Et un événement terrible se produisit, Maemelechiel fut prise par les Dùnlendings, et sacrifiée à leurs rites barbares ; la colère d’Elrond fut terrible, mais il savait que la furie de son chien de guerre le serait encore plus ; aussi lâcha-t-il Barthàan Authùan contre les hommes déchus.
Le massacre dura des jours entiers, et lorsqu’il revînt, Barthàan Authùan était très troublé.
« Seigneur, je pleure beaucoup mon amie Maemelechiel, et serais inconsolable si je ne la savais dans le palais de Mandos, prête à être réunie avec Linternil. Mais alors que je portais ta justice aux hommes des collines, j’ai senti dans mon cœur une colère toute autre ; et je me réjouissais de façon sauvage du meurtre. Autant que je t’avoue ce qui pèse sur mon cœur ; je brûle de retourner occire les Dùnlendings, nulle autre pensée n’occupe mon esprit, elle bourdonne dans ma tête et fais trembler mes mains froides. »Et Elrond se dit qu’il avait mal agi en envoyant Barthàn Authùan souiller ses mains avec le sang des ennemis des elfes.
« Je t’ai confié la besogne du bourreau et c’est une chose que l’on ne devrait pas demander à un ami aussi sincère que toi ; je vois à présent que tout du long les elfes t’ont traîté comme un serviteur, même le noble Linternil a usé de toi comme monture. Je sais que tu ne vis pas la chose ainsi, car ton dévouement est librement consenti depuis que tu as quitté la tour solitaire ; mais cela ne peut continuer.

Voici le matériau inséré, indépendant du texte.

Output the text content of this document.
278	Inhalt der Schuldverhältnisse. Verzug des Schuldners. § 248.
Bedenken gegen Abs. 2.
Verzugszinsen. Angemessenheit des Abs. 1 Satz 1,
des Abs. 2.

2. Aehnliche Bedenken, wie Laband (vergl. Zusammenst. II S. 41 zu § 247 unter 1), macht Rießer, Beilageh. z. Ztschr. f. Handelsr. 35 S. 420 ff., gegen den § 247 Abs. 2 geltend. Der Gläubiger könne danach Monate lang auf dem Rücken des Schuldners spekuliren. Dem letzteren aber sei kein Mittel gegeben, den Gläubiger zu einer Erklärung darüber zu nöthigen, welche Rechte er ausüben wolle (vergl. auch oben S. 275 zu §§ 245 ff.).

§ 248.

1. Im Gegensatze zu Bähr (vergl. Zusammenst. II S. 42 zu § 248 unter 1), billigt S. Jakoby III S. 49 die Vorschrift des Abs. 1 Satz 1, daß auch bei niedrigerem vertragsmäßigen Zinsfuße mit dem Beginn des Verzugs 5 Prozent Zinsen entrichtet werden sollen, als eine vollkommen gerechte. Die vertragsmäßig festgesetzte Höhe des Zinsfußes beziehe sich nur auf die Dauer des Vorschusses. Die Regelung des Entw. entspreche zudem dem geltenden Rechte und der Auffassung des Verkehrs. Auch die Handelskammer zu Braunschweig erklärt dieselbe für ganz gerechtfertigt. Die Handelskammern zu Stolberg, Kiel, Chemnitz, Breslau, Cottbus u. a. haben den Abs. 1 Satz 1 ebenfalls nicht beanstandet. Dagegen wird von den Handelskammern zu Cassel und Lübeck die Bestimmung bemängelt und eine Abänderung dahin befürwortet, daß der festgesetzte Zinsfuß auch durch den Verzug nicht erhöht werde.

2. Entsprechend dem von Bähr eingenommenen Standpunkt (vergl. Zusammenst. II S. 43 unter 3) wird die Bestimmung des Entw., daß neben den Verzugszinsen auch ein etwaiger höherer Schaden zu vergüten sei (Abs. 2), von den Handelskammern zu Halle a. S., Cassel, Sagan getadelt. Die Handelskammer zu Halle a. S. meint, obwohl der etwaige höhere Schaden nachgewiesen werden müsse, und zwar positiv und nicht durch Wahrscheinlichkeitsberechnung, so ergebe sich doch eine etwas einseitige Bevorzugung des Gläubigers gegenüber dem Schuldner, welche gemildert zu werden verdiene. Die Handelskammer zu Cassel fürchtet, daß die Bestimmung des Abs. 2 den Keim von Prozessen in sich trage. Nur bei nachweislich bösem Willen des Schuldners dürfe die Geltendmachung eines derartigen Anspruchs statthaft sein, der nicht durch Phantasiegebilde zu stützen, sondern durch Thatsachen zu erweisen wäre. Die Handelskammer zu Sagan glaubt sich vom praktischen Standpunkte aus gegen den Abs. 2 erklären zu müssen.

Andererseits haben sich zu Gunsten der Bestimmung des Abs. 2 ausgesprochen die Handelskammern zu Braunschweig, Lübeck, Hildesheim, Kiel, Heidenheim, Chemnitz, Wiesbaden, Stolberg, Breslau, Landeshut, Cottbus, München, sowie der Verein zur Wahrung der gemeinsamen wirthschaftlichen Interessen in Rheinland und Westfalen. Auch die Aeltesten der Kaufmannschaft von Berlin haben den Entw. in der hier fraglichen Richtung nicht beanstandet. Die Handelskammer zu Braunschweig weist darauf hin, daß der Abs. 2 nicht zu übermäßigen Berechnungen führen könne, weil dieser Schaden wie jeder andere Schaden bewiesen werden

Tu as entendu dans tonc cœur le noir chant de Morgoth, gardes-toi bien de lui céder à nouveau ou tu tombera en son pouvoir ; dès aujourd’hui, je souhaite que tu fasses l’ouvrage de la vie, utilises ton temps et tes connaissances pour le bien des hommes ; va Barthàn Authùan, et saches que tant que je serai maître en ma maison, tu y sera reçu en ami. »
« Ainsi soit-il, mais avant d’obéir à ce commandement, je dois accomplir le dernier souhait d’une noble dame et trouver la reine qui ne connaît nulle maison ; je parcourerai les routes à la recherche de la grande Ellindiel, elle qui ne s’incline que devant la grâce de la dame de Lorien et la sagesse du maître de la dernière maison simple. » Comme son seigneur lui avait donné son congé, Barthàn Authùan franchit les portes d’Imladris, nul ne sait ce qu’il advînt de lui par la suite.